与大房的愁云惨淡不同,苏好却是过得格外肆意自在,不过有些事情刚好可以趁现在查清。
苏好一直很好奇一件事情,不管是最初的私通捉奸,还是后来的食物中毒,还有被她特意躲过去的种种计划都表明李恪夫妇想要暗害的目标始终只有原主一个人,那这一切究竟是为什么呢?
原主是个非常贞静娴淑的人,从来没有与人发生争执。她也一直非常乖巧的在房间看书绣花,很少踏出房门半步,杜绝了无意间得知什么阴谋被人报复的可能性。
最后苏好还是从秋罗那里得到了一个似是而非的答案。
“你是说老夫人曾经给了我一个可以兑换很多财富的信物?”苏好不可置信的说道。
“确实是这样,”秋罗认真解释道,“老夫人担心自己去世后,大老爷会因为财产的事情刻意针对二老爷,因此将自己的嫁妆全部存入汇通钱庄,并且规定了只有您或者二老爷亲手拿着那两件信物才可以取出来。”

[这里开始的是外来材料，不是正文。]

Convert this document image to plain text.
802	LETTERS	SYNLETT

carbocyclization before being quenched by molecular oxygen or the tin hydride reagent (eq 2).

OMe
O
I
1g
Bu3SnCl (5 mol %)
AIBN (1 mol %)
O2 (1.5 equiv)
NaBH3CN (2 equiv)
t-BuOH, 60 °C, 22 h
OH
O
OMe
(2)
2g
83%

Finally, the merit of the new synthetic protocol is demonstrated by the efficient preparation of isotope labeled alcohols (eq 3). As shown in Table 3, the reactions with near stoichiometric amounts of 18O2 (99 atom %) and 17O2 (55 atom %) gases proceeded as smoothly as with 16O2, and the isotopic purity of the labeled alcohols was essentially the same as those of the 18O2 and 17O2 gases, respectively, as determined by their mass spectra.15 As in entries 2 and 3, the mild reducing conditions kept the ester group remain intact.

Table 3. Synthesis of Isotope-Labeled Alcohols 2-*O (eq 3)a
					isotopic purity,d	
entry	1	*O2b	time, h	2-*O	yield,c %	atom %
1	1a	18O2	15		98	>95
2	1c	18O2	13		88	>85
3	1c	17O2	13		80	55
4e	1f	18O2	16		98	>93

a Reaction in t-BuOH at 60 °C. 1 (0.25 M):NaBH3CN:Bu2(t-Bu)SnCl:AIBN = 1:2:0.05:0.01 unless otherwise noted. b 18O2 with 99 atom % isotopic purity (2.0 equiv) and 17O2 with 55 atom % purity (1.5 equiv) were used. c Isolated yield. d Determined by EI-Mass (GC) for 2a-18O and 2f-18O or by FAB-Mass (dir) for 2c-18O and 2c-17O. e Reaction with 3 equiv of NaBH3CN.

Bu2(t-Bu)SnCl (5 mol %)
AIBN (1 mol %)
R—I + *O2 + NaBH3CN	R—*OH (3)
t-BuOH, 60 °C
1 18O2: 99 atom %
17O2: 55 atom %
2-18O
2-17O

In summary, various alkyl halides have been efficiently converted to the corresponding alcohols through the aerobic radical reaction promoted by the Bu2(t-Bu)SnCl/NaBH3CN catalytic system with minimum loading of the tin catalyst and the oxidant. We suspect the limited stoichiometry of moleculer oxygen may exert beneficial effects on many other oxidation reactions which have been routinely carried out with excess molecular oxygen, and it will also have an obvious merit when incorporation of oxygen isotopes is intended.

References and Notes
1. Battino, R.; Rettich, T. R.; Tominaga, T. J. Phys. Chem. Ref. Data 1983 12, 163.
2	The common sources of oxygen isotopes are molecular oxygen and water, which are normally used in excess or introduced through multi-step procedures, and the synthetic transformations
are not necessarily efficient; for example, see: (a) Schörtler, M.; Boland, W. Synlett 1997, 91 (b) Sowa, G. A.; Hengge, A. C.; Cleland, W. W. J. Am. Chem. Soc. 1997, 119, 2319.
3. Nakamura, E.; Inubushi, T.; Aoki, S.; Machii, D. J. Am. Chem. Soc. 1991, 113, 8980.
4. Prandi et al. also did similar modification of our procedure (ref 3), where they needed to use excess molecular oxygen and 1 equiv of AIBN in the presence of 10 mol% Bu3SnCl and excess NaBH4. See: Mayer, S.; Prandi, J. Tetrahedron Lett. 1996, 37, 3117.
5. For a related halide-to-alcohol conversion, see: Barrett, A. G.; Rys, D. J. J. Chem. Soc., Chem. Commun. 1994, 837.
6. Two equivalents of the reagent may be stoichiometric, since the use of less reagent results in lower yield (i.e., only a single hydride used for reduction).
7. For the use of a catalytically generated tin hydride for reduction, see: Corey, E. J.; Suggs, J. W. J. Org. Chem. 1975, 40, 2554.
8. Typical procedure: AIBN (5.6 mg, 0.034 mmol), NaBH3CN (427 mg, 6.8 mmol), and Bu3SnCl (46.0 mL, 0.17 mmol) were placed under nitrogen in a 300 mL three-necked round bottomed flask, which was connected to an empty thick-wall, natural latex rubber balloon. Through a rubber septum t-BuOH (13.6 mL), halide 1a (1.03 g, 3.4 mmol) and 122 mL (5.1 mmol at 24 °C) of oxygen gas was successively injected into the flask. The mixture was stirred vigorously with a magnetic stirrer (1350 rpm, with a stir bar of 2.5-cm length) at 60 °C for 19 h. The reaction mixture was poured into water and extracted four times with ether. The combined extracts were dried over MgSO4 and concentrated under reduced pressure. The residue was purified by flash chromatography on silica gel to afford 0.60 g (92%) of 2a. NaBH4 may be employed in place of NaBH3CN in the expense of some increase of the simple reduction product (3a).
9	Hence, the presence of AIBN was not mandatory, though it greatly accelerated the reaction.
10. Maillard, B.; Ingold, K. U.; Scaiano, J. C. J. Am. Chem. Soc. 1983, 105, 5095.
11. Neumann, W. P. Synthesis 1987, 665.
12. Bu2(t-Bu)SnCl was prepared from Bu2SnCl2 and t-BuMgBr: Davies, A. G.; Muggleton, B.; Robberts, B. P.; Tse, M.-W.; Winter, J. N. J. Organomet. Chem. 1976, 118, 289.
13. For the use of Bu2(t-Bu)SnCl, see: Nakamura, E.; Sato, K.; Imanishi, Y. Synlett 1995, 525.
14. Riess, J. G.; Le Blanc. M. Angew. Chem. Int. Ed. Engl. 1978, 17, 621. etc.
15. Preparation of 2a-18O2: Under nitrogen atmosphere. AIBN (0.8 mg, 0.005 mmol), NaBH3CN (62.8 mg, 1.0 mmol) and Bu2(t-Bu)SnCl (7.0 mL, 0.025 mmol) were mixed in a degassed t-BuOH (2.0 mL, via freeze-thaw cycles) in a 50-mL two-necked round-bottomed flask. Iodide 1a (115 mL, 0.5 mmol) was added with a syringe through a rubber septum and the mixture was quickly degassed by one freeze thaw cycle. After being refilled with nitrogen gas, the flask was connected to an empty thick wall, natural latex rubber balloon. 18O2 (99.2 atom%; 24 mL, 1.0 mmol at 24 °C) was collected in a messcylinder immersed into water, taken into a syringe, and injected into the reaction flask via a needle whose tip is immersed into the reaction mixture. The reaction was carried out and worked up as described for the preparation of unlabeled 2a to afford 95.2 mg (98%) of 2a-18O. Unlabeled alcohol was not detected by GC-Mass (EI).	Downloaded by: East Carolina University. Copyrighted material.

想了想,秋罗又补充道:“老夫人原本是本地乡绅的独女,嫁妆颇为丰厚,老太爷也是依靠这份嫁妆慢慢将生意做大的。”
“为了感谢老夫人对他的支持,老太爷又为老夫人的嫁妆增添了很多东西,因此钱庄里存着的东西肯定不会比整个李府的家产少太多。”秋罗说罢有些沉默,她有些怀念那个气质温婉的老人了。
“老爷子把店铺都给大儿子,老夫人却把嫁妆偷偷留给二儿子,”苏好有些无奈的笑了笑,“如果他们当初能把财产公平分割,或许也不会出现这种兄弟阋墙的场面了。”
不过苏好现在纠结的问题是老夫人给她的信物到底是什么。
李老夫人生前没少赏赐原主东西,从首饰字帖到胭脂水粉,但从来没说过那些东西有什么特别的含义。
信物既然是两个,其中一个必然在李伦那里,结果问他的时候,李伦也是一脸茫然。
苏好李伦两人大眼瞪小眼,面面相觑,这种明知道宝藏在哪里却找不到钥匙的感觉实在是太磨人了!
李恪躺在床上养伤,冯氏那边也不好过。